Après l’adoption du principe du double degré de juridiction en matière pénale par l’article 162 de la révision constitutionnelle du 06 mars 2016, deux nouveaux textes de loi importants ont étés promulgués le 27 mars 2017.
La loi organique (LO) n° 17-06 a institué un tribunal criminel d’appel (TCA) au niveau de chaque cour, alors que la loi n° 17-07 est venue modifier et compléter le code de procédures pénales (CPP) pour répondre aux exigences de la nouvelle organisation judiciaire.
Avant les dernières modifications du CPP, l’article premier comprenait deux alinéas relatifs exclusivement à l’action publique.

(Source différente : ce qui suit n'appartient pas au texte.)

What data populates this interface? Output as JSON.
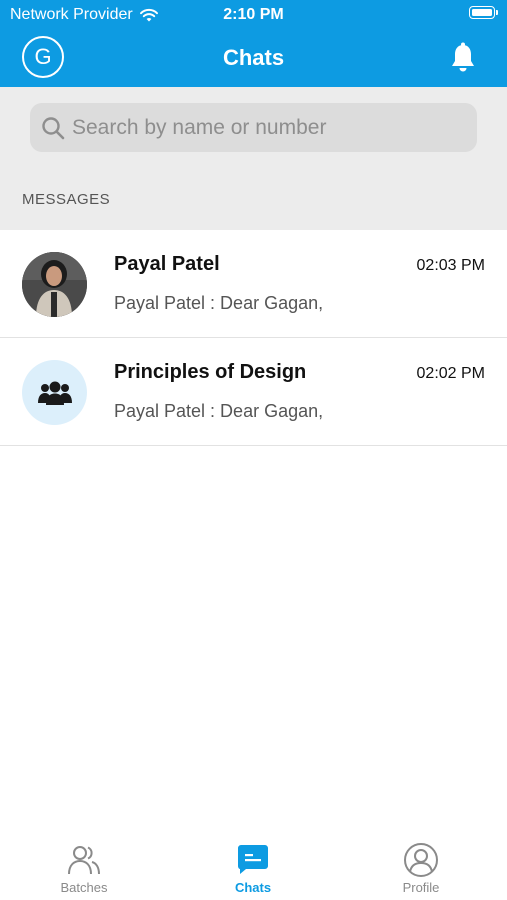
{
  "status_bar": {
    "carrier": "Network Provider",
    "time": "2:10 PM",
    "wifi_icon": "wifi-icon",
    "battery_icon": "battery-icon"
  },
  "header": {
    "avatar_initial": "G",
    "title": "Chats",
    "bell_icon": "bell-icon",
    "background_color": "#0d9be2"
  },
  "search": {
    "placeholder": "Search by name or number",
    "icon": "search-icon"
  },
  "section_label": "MESSAGES",
  "chats": [
    {
      "name": "Payal Patel",
      "time": "02:03 PM",
      "preview": "Payal Patel : Dear Gagan,",
      "avatar": "profile-photo"
    },
    {
      "name": "Principles of Design",
      "time": "02:02 PM",
      "preview": "Payal Patel : Dear Gagan,",
      "avatar": "group-icon"
    }
  ],
  "tabs": [
    {
      "label": "Batches",
      "icon": "batches-icon",
      "active": false
    },
    {
      "label": "Chats",
      "icon": "chats-icon",
      "active": true
    },
    {
      "label": "Profile",
      "icon": "profile-icon",
      "active": false
    }
  ],
  "colors": {
    "accent": "#0d9be2",
    "inactive_tab": "#8a8a8a",
    "search_bg": "#dcdcdc"
  }
}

Ce contenu a été complément métamorphosé. Il comprend désormais huit alinéas consacrant les principes sur lesquels est fondé dorénavant le CPP. Selon l’alinéa1 de cet article, ces principes à savoir « la légalité », le « procès équitable », et le « respect de la dignité et droits humains » ne sont pas les seules dispositions obligeant les juridictions.
Huit autres normes procédurales de valeur juridique incontestée sont également énoncées par le même article où il est spécifié textuellement que le CPP doit « notamment » prendre ces nouvelles normes en considération.
L’utilisation du terme « notamment » signifie que la prise en considération d’autres règles de procédure dont le respect garantirait l’effectivité du procès équitable n’est pas exclue.

Quelles sont ces nouvelles normes ? Permettent-elles de garantir réellement le respect de la dignité des personnes pénalement poursuivies ? Représentent-elles des garanties aptes à ce que le procès pénal serait véritablement équitable ?

Ces questions s’imposent au vue de la triste réalité vécue par beaucoup de citoyens à citer parmi lesquels des gestionnaires d’entreprise publiques et des notaires , mis en détention provisoire de longue durée, pour bénéficier de jugements d’acquittement après des années de geôle injustifiées. Il en est de même, des poursuites pénales dite anticorruption actuellement engagées.

1. Le droit pour toute personne de faire examiner sa condamnation par une juridiction supérieure.

Suite aux modifications apportées au CPP, le dernier alinéa de l’article premier stipule que « toute personne condamnée a le droit de faire examiner sa condamnation par une juridiction supérieure ».

Le principe de double degré de juridiction en matière correctionnelle a toujours existé, mais il n’a jamais été reconnu en matière criminelle qu’à partir du 27 mars 2017 par l’effet de la LO n° 17-06. En conséquent, la loi 17-07 est venue modifier le CPP en ajoutant deux chapitres (VIII bis et VIII bis 1) relatifs successivement à l’appel des jugements rendus par le tribunal criminel de première instance et aux procédures appliquées devant le TCA.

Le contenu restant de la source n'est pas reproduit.